耿云翔打定主意,不想连累爱人,他默默的吃罢饭,转身回房结束了兵刃行囊,对跟进来的陆雪源道:”我要回天山闭关修炼去,大概总得两三年才会下山,你闯荡江湖这么久,也该回家看看去了,咱们,就此分手吧。”
陆雪源心中正盘算着怎么向耿云翔表露爱意,谁知他却突然提出分手,陆雪源毫无思想准备,一时间颇感无措,怔了怔,方逐渐稳住心神,嚅嚅道:”耿大哥,我,我不想回家,我要跟你上天山去!”
耿云翔心一横,边向外走边沉着脸道:”那里很冷,你不习惯久住的,再说我要专心练功,也不希望被别人打扰。”
陆雪源追出来委屈的道:”我怎么会打扰你呢,你练功一定很辛苦,我会为你做饭,洗衣服,收拾屋子,我把这些活都包下来,你不是就会更加专心的修炼吗?”
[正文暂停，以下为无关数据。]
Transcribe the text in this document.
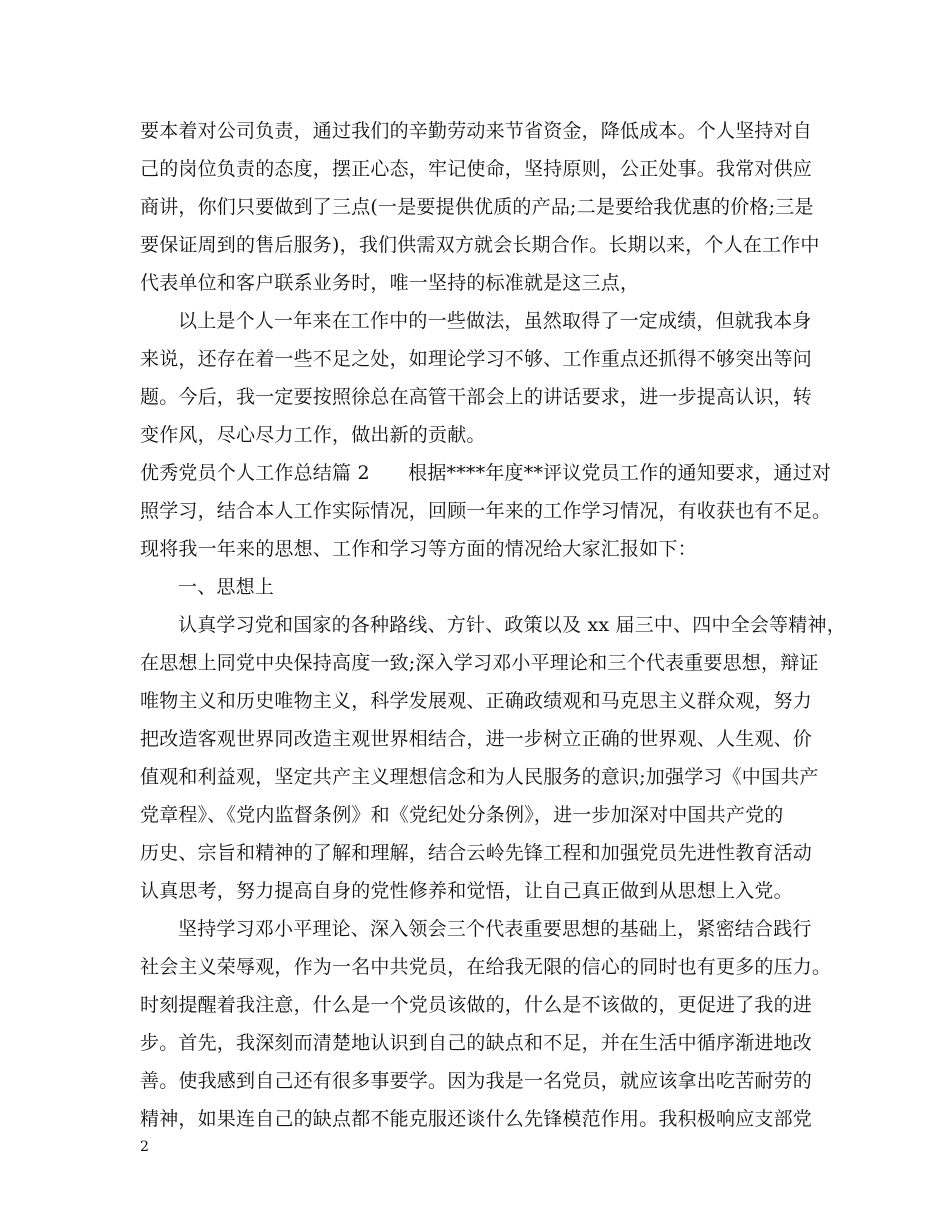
要本着对公司负责，通过我们的辛勤劳动来节省资金，降低成本。个人坚持对自
己的岗位负责的态度，摆正心态，牢记使命，坚持原则，公正处事。我常对供应
商讲，你们只要做到了三点(一是要提供优质的产品;二是要给我优惠的价格;三是
要保证周到的售后服务)，我们供需双方就会长期合作。长期以来，个人在工作中
代表单位和客户联系业务时，唯一坚持的标准就是这三点，
以上是个人一年来在工作中的一些做法，虽然取得了一定成绩，但就我本身
来说，还存在着一些不足之处，如理论学习不够、工作重点还抓得不够突出等问
题。今后，我一定要按照徐总在高管干部会上的讲话要求，进一步提高认识，转
变作风，尽心尽力工作，做出新的贡献。
优秀党员个人工作总结篇 2　　根据****年度**评议党员工作的通知要求，通过对
照学习，结合本人工作实际情况，回顾一年来的工作学习情况，有收获也有不足。
现将我一年来的思想、工作和学习等方面的情况给大家汇报如下：
一、思想上
认真学习党和国家的各种路线、方针、政策以及 xx 届三中、四中全会等精神，
在思想上同党中央保持高度一致;深入学习邓小平理论和三个代表重要思想，辩证
唯物主义和历史唯物主义，科学发展观、正确政绩观和马克思主义群众观，努力
把改造客观世界同改造主观世界相结合，进一步树立正确的世界观、人生观、价
值观和利益观，坚定共产主义理想信念和为人民服务的意识;加强学习《中国共产
党章程》、《党内监督条例》和《党纪处分条例》，进一步加深对中国共产党的
历史、宗旨和精神的了解和理解，结合云岭先锋工程和加强党员先进性教育活动
认真思考，努力提高自身的党性修养和觉悟，让自己真正做到从思想上入党。
坚持学习邓小平理论、深入领会三个代表重要思想的基础上，紧密结合践行
社会主义荣辱观，作为一名中共党员，在给我无限的信心的同时也有更多的压力。
时刻提醒着我注意，什么是一个党员该做的，什么是不该做的，更促进了我的进
步。首先，我深刻而清楚地认识到自己的缺点和不足，并在生活中循序渐进地改
善。使我感到自己还有很多事要学。因为我是一名党员，就应该拿出吃苦耐劳的
精神，如果连自己的缺点都不能克服还谈什么先锋模范作用。我积极响应支部党
2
耿云翔一言不发,结算了店钱,牵马出了客栈向西城门走去,陆雪源说完这些贴心话,暗想就是傻瓜也明白我的心意了,一时羞的满面通红,谁知却见耿云翔不理不睬,仿佛根本就没留心的样子,羞气之下,快走几步拦在马前,鼓起勇气又道:”耿大哥,既然你不愿意与我同上天山,那我就不去好了,你告诉我个大约的日子,等你神功练成后了,咱们再在甘州会合,我把我的几个叔叔哥哥也请来,他们都很厉害的,武功强过我不知多少,到时咱们一起回中原找那林宇廷算帐,这样可好吗?”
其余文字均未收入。